I have been playing with set operations lately, and came across a kind of surprising result, given that it is not mentioned in the standard Python tutorial:

with python sets, intersections and unions are supposed to be done like this:

In [7]:set('casa') & set('porca')
Out[7]:set(['a', 'c'])

In [8]:set('casa') | set('porca')
Out[8]:set(['a', 'c', 'o', 'p', 's', 'r'])

and they work correctly. Now, what is confusing, is that if you do:

In [5]:set('casa') and set('porca')
Out[5]:set(['a', 'p', 'c', 'r', 'o'])

In [6]:set('casa') or set('porca')
Out[6]:set(['a', 'c', 's'])

The results are not what you would expect from an AND or OR operation, from the mathematical point of view! apparently the "and" operation is returning the the second set, and the "or" operation is returning the first.

If python developers wanted these operations to reflect the traditional (Python) truth value for data structures: False for empty data structures and True otherwise, why not return simply True or False?

So My question is: Why has this been implemented in this way? My answer, as many readers have also pointed out , is that sets are implemented like this, so that they can be used in the "and/or trick" or ternary operator. But this is very confusing for users that are thinking about sets in a mathematical way, where "AND" means intersection and "OR" means union. I can see this confusing many newbies...

7 comments: said...

This is how most 'and' and 'or' operations work. A lot of people use this side effect for doing the terinary operator in 2.4. <condition> and <true result> or <false result>.

Basically if you 'and' two things together, and they are true, you get the last true value. If one of the two elements is false, you get that one.

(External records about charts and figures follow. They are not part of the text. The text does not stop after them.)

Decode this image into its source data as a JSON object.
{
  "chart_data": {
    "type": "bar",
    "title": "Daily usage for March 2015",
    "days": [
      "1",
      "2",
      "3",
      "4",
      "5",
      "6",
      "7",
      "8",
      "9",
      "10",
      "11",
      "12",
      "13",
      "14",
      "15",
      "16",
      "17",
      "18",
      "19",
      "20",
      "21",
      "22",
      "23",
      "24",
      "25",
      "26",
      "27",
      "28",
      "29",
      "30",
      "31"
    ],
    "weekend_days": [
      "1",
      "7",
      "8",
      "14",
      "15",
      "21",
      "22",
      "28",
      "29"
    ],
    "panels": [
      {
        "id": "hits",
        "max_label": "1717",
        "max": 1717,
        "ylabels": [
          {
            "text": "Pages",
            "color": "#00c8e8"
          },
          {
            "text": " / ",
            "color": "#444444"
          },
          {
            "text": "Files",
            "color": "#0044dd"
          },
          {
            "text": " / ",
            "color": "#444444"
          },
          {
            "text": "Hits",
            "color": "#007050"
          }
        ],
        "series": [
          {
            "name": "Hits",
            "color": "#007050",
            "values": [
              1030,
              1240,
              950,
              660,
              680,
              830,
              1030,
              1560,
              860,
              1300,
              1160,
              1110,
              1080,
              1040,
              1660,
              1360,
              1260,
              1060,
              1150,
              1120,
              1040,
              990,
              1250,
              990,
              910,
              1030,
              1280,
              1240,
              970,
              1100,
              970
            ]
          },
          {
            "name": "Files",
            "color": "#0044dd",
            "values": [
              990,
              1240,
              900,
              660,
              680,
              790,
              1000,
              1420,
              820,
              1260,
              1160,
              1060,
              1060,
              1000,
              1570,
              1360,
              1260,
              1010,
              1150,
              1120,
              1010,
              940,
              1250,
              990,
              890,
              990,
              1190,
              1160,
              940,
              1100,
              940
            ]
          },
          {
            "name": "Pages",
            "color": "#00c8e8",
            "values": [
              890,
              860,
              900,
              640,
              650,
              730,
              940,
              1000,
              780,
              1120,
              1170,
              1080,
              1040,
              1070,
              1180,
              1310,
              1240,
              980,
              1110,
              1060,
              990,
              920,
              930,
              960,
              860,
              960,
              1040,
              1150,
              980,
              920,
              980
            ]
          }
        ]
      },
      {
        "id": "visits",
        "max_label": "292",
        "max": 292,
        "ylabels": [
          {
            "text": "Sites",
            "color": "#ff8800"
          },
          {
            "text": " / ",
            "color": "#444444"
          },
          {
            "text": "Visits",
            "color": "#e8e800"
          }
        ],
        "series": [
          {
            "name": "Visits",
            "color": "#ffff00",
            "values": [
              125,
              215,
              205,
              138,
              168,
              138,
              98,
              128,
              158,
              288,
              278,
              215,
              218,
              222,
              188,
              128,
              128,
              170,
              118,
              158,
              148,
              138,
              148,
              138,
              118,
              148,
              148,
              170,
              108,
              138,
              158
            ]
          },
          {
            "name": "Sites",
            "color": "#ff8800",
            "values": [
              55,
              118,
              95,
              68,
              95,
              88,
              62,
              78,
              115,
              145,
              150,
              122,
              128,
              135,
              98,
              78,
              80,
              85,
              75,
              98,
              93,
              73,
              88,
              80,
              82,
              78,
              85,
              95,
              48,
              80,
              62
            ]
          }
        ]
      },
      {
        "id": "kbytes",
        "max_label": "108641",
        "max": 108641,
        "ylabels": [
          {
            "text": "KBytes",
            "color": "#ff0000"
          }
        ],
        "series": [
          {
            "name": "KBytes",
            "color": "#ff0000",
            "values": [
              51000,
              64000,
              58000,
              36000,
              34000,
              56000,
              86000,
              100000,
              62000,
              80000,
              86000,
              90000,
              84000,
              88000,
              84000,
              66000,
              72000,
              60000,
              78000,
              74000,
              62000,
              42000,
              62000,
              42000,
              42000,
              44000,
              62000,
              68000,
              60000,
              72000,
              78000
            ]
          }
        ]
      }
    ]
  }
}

Similarly with 'or', you get the first true value or the last value (because it's false).

usagi said...

Yes I know, this is also known as the and/or trick. I think that is fine for other data types, but for sets where boolean operations do have a traditional meaning (from math) I think it only confuses things up...

Anonymous said...

set overrides the & and | operator having them mean set intersection and union.
'and' and 'or' are kept as logical operators and work the same as:
['first'] or ['second'] -> ['first']
['first'] and ['second'] -> ['second']

Anonymous said...

'and' and 'or' need not convert to True or False because when the end result of these statements is used in a boolean context it will automaticaly get treated correctly in the traditional Python way. That is exactly why there's no need to actually return True or False.

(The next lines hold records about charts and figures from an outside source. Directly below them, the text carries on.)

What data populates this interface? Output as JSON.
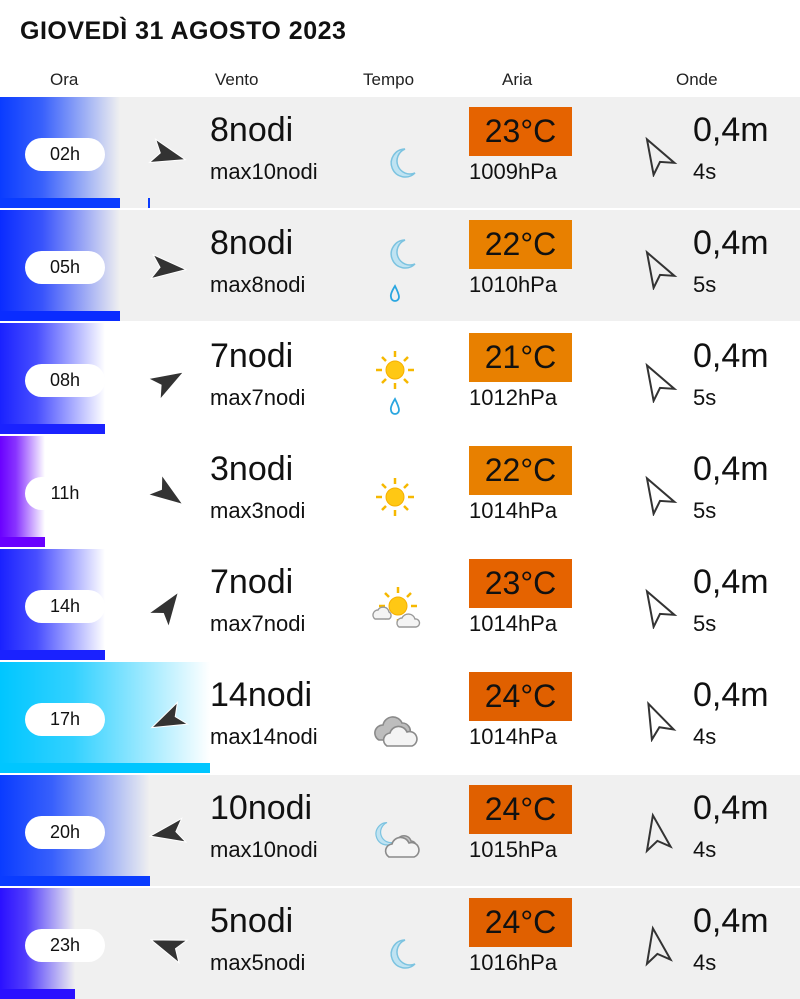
{
  "title": "GIOVEDÌ 31 AGOSTO 2023",
  "headers": {
    "ora": "Ora",
    "vento": "Vento",
    "tempo": "Tempo",
    "aria": "Aria",
    "onde": "Onde"
  },
  "rows": [
    {
      "time": "02h",
      "wind": "8nodi",
      "wind_max": "max10nodi",
      "wind_knots": 8,
      "wind_max_knots": 10,
      "wind_dir_deg": 15,
      "wind_color": "#0a3cff",
      "weather": [
        "moon"
      ],
      "temp": "23°C",
      "temp_color": "#e56300",
      "pressure": "1009hPa",
      "wave": "0,4m",
      "wave_period": "4s",
      "wave_dir_deg": -120,
      "bg": "gray"
    },
    {
      "time": "05h",
      "wind": "8nodi",
      "wind_max": "max8nodi",
      "wind_knots": 8,
      "wind_max_knots": 8,
      "wind_dir_deg": 5,
      "wind_color": "#0a2cff",
      "weather": [
        "moon",
        "drop"
      ],
      "temp": "22°C",
      "temp_color": "#e88000",
      "pressure": "1010hPa",
      "wave": "0,4m",
      "wave_period": "5s",
      "wave_dir_deg": -120,
      "bg": "gray"
    },
    {
      "time": "08h",
      "wind": "7nodi",
      "wind_max": "max7nodi",
      "wind_knots": 7,
      "wind_max_knots": 7,
      "wind_dir_deg": -30,
      "wind_color": "#1a22ff",
      "weather": [
        "sun",
        "drop"
      ],
      "temp": "21°C",
      "temp_color": "#e88000",
      "pressure": "1012hPa",
      "wave": "0,4m",
      "wave_period": "5s",
      "wave_dir_deg": -120,
      "bg": "white"
    },
    {
      "time": "11h",
      "wind": "3nodi",
      "wind_max": "max3nodi",
      "wind_knots": 3,
      "wind_max_knots": 3,
      "wind_dir_deg": 35,
      "wind_color": "#6a00ff",
      "weather": [
        "sun"
      ],
      "temp": "22°C",
      "temp_color": "#e88000",
      "pressure": "1014hPa",
      "wave": "0,4m",
      "wave_period": "5s",
      "wave_dir_deg": -120,
      "bg": "white"
    },
    {
      "time": "14h",
      "wind": "7nodi",
      "wind_max": "max7nodi",
      "wind_knots": 7,
      "wind_max_knots": 7,
      "wind_dir_deg": -55,
      "wind_color": "#1a22ff",
      "weather": [
        "sun-cloud"
      ],
      "temp": "23°C",
      "temp_color": "#e56300",
      "pressure": "1014hPa",
      "wave": "0,4m",
      "wave_period": "5s",
      "wave_dir_deg": -120,
      "bg": "white"
    },
    {
      "time": "17h",
      "wind": "14nodi",
      "wind_max": "max14nodi",
      "wind_knots": 14,
      "wind_max_knots": 14,
      "wind_dir_deg": 155,
      "wind_color": "#00c6ff",
      "weather": [
        "cloud"
      ],
      "temp": "24°C",
      "temp_color": "#e06000",
      "pressure": "1014hPa",
      "wave": "0,4m",
      "wave_period": "4s",
      "wave_dir_deg": -115,
      "bg": "white"
    },
    {
      "time": "20h",
      "wind": "10nodi",
      "wind_max": "max10nodi",
      "wind_knots": 10,
      "wind_max_knots": 10,
      "wind_dir_deg": 170,
      "wind_color": "#0a3cff",
      "weather": [
        "moon-cloud"
      ],
      "temp": "24°C",
      "temp_color": "#e06000",
      "pressure": "1015hPa",
      "wave": "0,4m",
      "wave_period": "4s",
      "wave_dir_deg": -100,
      "bg": "gray"
    },
    {
      "time": "23h",
      "wind": "5nodi",
      "wind_max": "max5nodi",
      "wind_knots": 5,
      "wind_max_knots": 5,
      "wind_dir_deg": -160,
      "wind_color": "#2a10ff",
      "weather": [
        "moon"
      ],
      "temp": "24°C",
      "temp_color": "#e06000",
      "pressure": "1016hPa",
      "wave": "0,4m",
      "wave_period": "4s",
      "wave_dir_deg": -100,
      "bg": "gray"
    }
  ]
}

Consider both your and/or examples. If you were to use either of those in an if statement, they would both evaluate to True, no? However, if you had an empty set in the 'and' statement and used that in an if statement, it would evaluate to 'false'.

In addition to to using this as a form of the ternary, the 'and' is sometimes used as a shortened form of an if statement:

expression and do_something()

will have the same effect as:

if expression: do_something()

Anonymous said...

I guess the rationale is to allow both boolean and set semantics in something like:

if x and y: print 'both sets have data'
if x&y: print 'both sets have common letters'

Floris Bruynooghe said...

Think of it as a container just like a list. It's True if it's non-empty, and that's logical:

if set() or do_it_anyway_flag:

jenan said...

In addition to what everyone else has said, it's worth pointing that out that the "and" and "or" operators *cannot* be overwridden directly like the & and | operators can. a & b calls a.__and__(b), and if that doesn't work out calls b.__rand__(a), I believe. A similar situation works for __or__. But there is no such special method for "and" or "or".

The only way to change the behavior of these is to change the __nonzero__ or __len__ methods, which are obviously more general-purpose.